2026-05-22 — views

Decart raises $300M Series B at $4B — Nvidia joins the world-models bet

Read this because Decart's pitch is the full stack: inference-optimization software (DOS) under real-time world models (Lucy, Oasis). The bet isn't the $4B valuation — it's that the team selling 8x token throughput also builds the world model that needs it. Vertical integration as moat.

Israeli AI startup Decart raised $300M Series B at $4B (May 18), led by Radical Ventures, Nvidia participating. DOS stack hits 1,600 tokens/sec — 8x average.

Decart — an Israeli AI startup (Tel Aviv + San Francisco) founded in 2023 — raised a $300M Series B at a $4B valuation (announced May 18), led by Radical Ventures with Nvidia participating.

The company

Founded by ex-Unit 8200 alumni Dean Leitersdorf (CEO) and Moshe Shalev, Decart sells two things that reinforce each other:

DOS — an inference-optimization stack that wrings more throughput out of existing GPUs. DOS 2.0 reportedly hits 1,600 tokens/sec — about 8x the industry average.
Real-time world models — Lucy (real-time video world model) and Oasis (physical-AI simulation), generative systems that produce interactive video/worlds on the fly.

The backer list is its own signal: alongside Radical and Nvidia, it reportedly includes Michael Eisner, Andrej Karpathy, the Yamauchi family (Nintendo), Sequoia, and Benchmark.

The actual bet: optimization + world models, same team

Most startups pick a layer. Decart is doing both — and that’s the thesis, not a distraction.

Real-time world models are brutally inference-hungry: generating interactive video frame-by-frame at low latency is one of the most demanding workloads in generative AI. Decart’s answer is to own the optimization layer (DOS) underneath its own world models (Lucy, Oasis). The 8x-throughput software isn’t a side business — it’s what makes the real-time world model economically viable.

That vertical integration is the moat claim: a competitor building world models on commodity inference pays the full compute bill; Decart’s stack is tuned end-to-end for its own workload.

Why Nvidia’s participation matters

Nvidia investing is doubly notable because DOS makes existing GPUs do more — superficially that reduces GPU demand. But Nvidia’s logic is the opposite: efficiency software that unlocks new workloads (real-time world models) expands the total addressable compute market. Cheaper-per-token doesn’t shrink GPU sales when it makes entirely new product categories viable. Nvidia is betting on demand elasticity.

Why it matters

World models are the next frontier after LLMs + video gen. Real-time, interactive, physically-grounded generation (Lucy/Oasis) is the bridge from “generate a clip” to “simulate a world” — the substrate for robotics sim, gaming, and embodied AI.
Inference efficiency is now fundable as a standalone edge. A $4B valuation partly on “we serve 8x more tokens per GPU” confirms that serving cost is a defensible moat, not just an ops detail — the same theme running through the Anthropic–Maia 200 inference talks.
Israeli deep-tech + ex-8200 founders remain a magnet for tier-1 capital even in a selective funding environment.

Practitioner note

The number to interrogate is “1,600 tokens/sec, 8x industry average.” Throughput claims are workload- and model-size-specific. Before extrapolating, ask: which model, which batch size, which precision, which hardware. The headline is real but the comparison base matters.
World models ≠ video generation. Lucy generates interactive worlds (you can act and the model responds), which is categorically harder than text-to-video. If you’re evaluating the space, separate “real-time interactive” from “offline clip generation” — they’re different cost and capability regimes.
Optimization-as-moat is the transferable lesson. Whether or not you care about world models, the structural insight applies: when inference cost gates your product, owning the serving-efficiency layer is leverage. Decart productized that into a $4B story.
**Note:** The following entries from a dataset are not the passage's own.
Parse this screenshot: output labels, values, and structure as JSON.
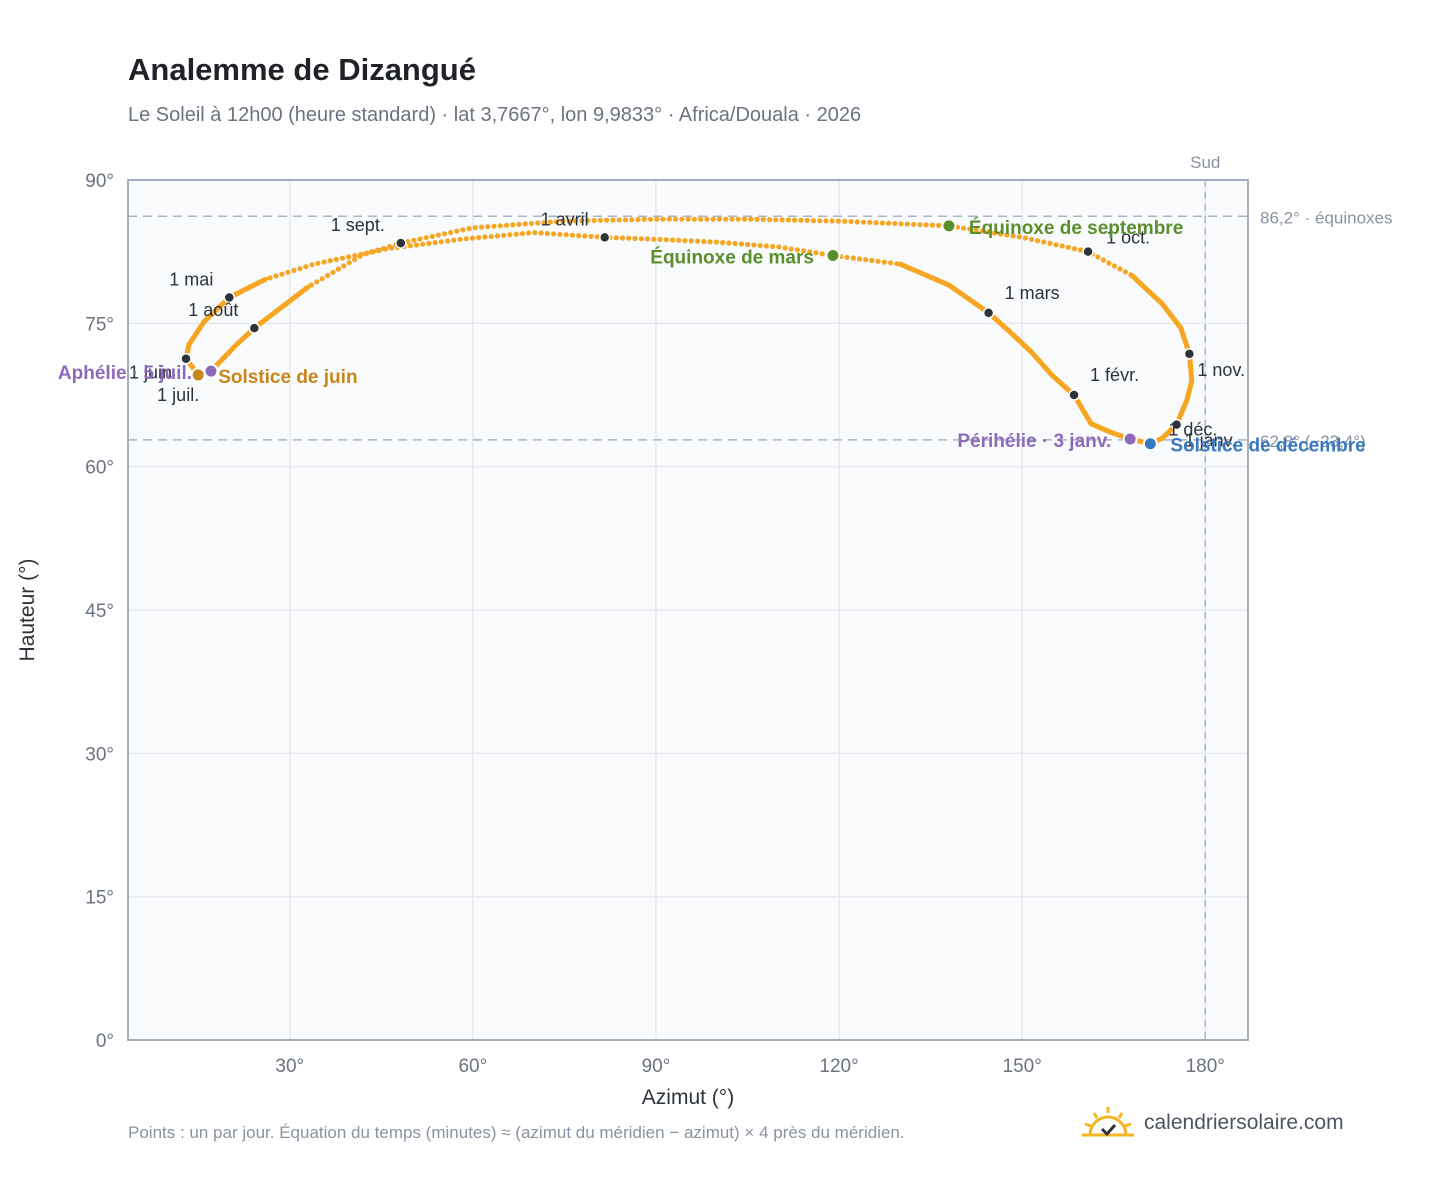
{
  "header": {
    "title": "Analemme de Dizangué",
    "subtitle": "Le Soleil à 12h00 (heure standard) · lat 3,7667°, lon 9,9833° · Africa/Douala · 2026"
  },
  "footer": {
    "note": "Points : un par jour. Équation du temps (minutes) ≈ (azimut du méridien − azimut) × 4 près du méridien.",
    "brand": "calendriersolaire.com"
  },
  "colors": {
    "analemma": "#f5a623",
    "month_marker": "#2d333b",
    "equinox": "#5a8f2e",
    "solstice_june": "#c8861a",
    "solstice_december": "#3a78c0",
    "apsis": "#8e6bb8",
    "reference_line": "#a9b6c3",
    "axis_frame": "#9aa5b1",
    "plot_bg": "#fafbfd",
    "grid": "#e6e9ee"
  },
  "chart_data": {
    "type": "scatter",
    "xlabel": "Azimut (°)",
    "ylabel": "Hauteur (°)",
    "xlim": [
      3.5,
      187
    ],
    "ylim": [
      0,
      90
    ],
    "x_ticks": [
      {
        "value": 30,
        "label": "30°"
      },
      {
        "value": 60,
        "label": "60°"
      },
      {
        "value": 90,
        "label": "90°"
      },
      {
        "value": 120,
        "label": "120°"
      },
      {
        "value": 150,
        "label": "150°"
      },
      {
        "value": 180,
        "label": "180°"
      }
    ],
    "y_ticks": [
      {
        "value": 0,
        "label": "0°"
      },
      {
        "value": 15,
        "label": "15°"
      },
      {
        "value": 30,
        "label": "30°"
      },
      {
        "value": 45,
        "label": "45°"
      },
      {
        "value": 60,
        "label": "60°"
      },
      {
        "value": 75,
        "label": "75°"
      },
      {
        "value": 90,
        "label": "90°"
      }
    ],
    "grid": true,
    "meridian": {
      "azimuth": 180,
      "label": "Sud"
    },
    "reference_lines": [
      {
        "altitude": 86.2,
        "label": "86,2° · équinoxes"
      },
      {
        "altitude": 62.8,
        "label": "62,8° (−23,4°)"
      }
    ],
    "analemma_path": [
      [
        171.0,
        62.4
      ],
      [
        167.7,
        62.9
      ],
      [
        164.5,
        63.6
      ],
      [
        161.3,
        64.5
      ],
      [
        158.5,
        67.5
      ],
      [
        155.0,
        69.5
      ],
      [
        151.5,
        72.0
      ],
      [
        148.0,
        74.1
      ],
      [
        144.5,
        76.1
      ],
      [
        138.0,
        79.0
      ],
      [
        130.0,
        81.2
      ],
      [
        119.0,
        82.1
      ],
      [
        110.0,
        83.0
      ],
      [
        100.0,
        83.5
      ],
      [
        90.0,
        83.8
      ],
      [
        81.6,
        84.0
      ],
      [
        70.0,
        84.5
      ],
      [
        58.0,
        83.8
      ],
      [
        46.0,
        82.8
      ],
      [
        34.0,
        81.2
      ],
      [
        26.0,
        79.6
      ],
      [
        20.1,
        77.7
      ],
      [
        16.0,
        75.2
      ],
      [
        13.5,
        72.8
      ],
      [
        13.0,
        71.3
      ],
      [
        15.0,
        69.6
      ],
      [
        17.1,
        70.0
      ],
      [
        21.0,
        72.6
      ],
      [
        24.2,
        74.5
      ],
      [
        33.0,
        78.8
      ],
      [
        42.0,
        82.2
      ],
      [
        48.2,
        83.4
      ],
      [
        60.0,
        85.0
      ],
      [
        75.0,
        85.7
      ],
      [
        90.0,
        85.9
      ],
      [
        105.0,
        85.9
      ],
      [
        120.0,
        85.7
      ],
      [
        138.0,
        85.2
      ],
      [
        150.0,
        84.0
      ],
      [
        160.8,
        82.5
      ],
      [
        168.0,
        80.0
      ],
      [
        173.0,
        77.0
      ],
      [
        176.0,
        74.5
      ],
      [
        177.4,
        71.8
      ],
      [
        177.8,
        69.0
      ],
      [
        177.0,
        67.0
      ],
      [
        175.3,
        64.4
      ],
      [
        173.0,
        63.0
      ],
      [
        171.0,
        62.4
      ]
    ],
    "solid_path": [
      [
        171.0,
        62.4
      ],
      [
        167.7,
        62.9
      ],
      [
        164.5,
        63.6
      ],
      [
        161.3,
        64.5
      ],
      [
        158.5,
        67.5
      ],
      [
        155.0,
        69.5
      ],
      [
        151.5,
        72.0
      ],
      [
        148.0,
        74.1
      ],
      [
        144.5,
        76.1
      ],
      [
        138.0,
        79.0
      ],
      [
        130.0,
        81.2
      ]
    ],
    "solid_path_2": [
      [
        26.0,
        79.6
      ],
      [
        20.1,
        77.7
      ],
      [
        16.0,
        75.2
      ],
      [
        13.5,
        72.8
      ],
      [
        13.0,
        71.3
      ],
      [
        15.0,
        69.6
      ],
      [
        17.1,
        70.0
      ],
      [
        21.0,
        72.6
      ],
      [
        24.2,
        74.5
      ],
      [
        33.0,
        78.8
      ]
    ],
    "solid_path_3": [
      [
        168.0,
        80.0
      ],
      [
        173.0,
        77.0
      ],
      [
        176.0,
        74.5
      ],
      [
        177.4,
        71.8
      ],
      [
        177.8,
        69.0
      ],
      [
        177.0,
        67.0
      ],
      [
        175.3,
        64.4
      ],
      [
        173.0,
        63.0
      ],
      [
        171.0,
        62.4
      ]
    ],
    "month_markers": [
      {
        "label": "1 janv.",
        "x": 175.3,
        "y": 64.4,
        "anchor": "below-right"
      },
      {
        "label": "1 févr.",
        "x": 158.5,
        "y": 67.5,
        "anchor": "above-right"
      },
      {
        "label": "1 mars",
        "x": 144.5,
        "y": 76.1,
        "anchor": "above-right"
      },
      {
        "label": "1 avril",
        "x": 81.6,
        "y": 84.0,
        "anchor": "above-left"
      },
      {
        "label": "1 mai",
        "x": 20.1,
        "y": 77.7,
        "anchor": "above-left"
      },
      {
        "label": "1 juin",
        "x": 13.0,
        "y": 71.3,
        "anchor": "below-left"
      },
      {
        "label": "1 juil.",
        "x": 15.0,
        "y": 69.6,
        "anchor": "below"
      },
      {
        "label": "1 août",
        "x": 24.2,
        "y": 74.5,
        "anchor": "above-left"
      },
      {
        "label": "1 sept.",
        "x": 48.2,
        "y": 83.4,
        "anchor": "above-left"
      },
      {
        "label": "1 oct.",
        "x": 160.8,
        "y": 82.5,
        "anchor": "right"
      },
      {
        "label": "1 nov.",
        "x": 177.4,
        "y": 71.8,
        "anchor": "below-right"
      },
      {
        "label": "1 déc.",
        "x": 171.0,
        "y": 62.4,
        "anchor": "right"
      }
    ],
    "events": [
      {
        "label": "Équinoxe de mars",
        "x": 119.0,
        "y": 82.1,
        "color_key": "equinox",
        "side": "left"
      },
      {
        "label": "Équinoxe de septembre",
        "x": 138.0,
        "y": 85.2,
        "color_key": "equinox",
        "side": "right"
      },
      {
        "label": "Solstice de juin",
        "x": 15.0,
        "y": 69.6,
        "color_key": "solstice_june",
        "side": "right"
      },
      {
        "label": "Solstice de décembre",
        "x": 171.0,
        "y": 62.4,
        "color_key": "solstice_december",
        "side": "right"
      },
      {
        "label": "Aphélie · 5 juil.",
        "x": 17.1,
        "y": 70.0,
        "color_key": "apsis",
        "side": "left"
      },
      {
        "label": "Périhélie · 3 janv.",
        "x": 167.7,
        "y": 62.9,
        "color_key": "apsis",
        "side": "left"
      }
    ]
  }
}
The under-considered angle: the smart money is converging on “the bottleneck is inference, and whoever owns inference efficiency owns the next product category.” Anthropic diversifying silicon for cheaper inference, Decart raising $4B on 8x token throughput, Nvidia funding the efficiency software that “should” hurt GPU sales — three stories, one thesis. The 2026 AI edge isn’t a bigger model; it’s serving the model cheaply enough to do something new with it.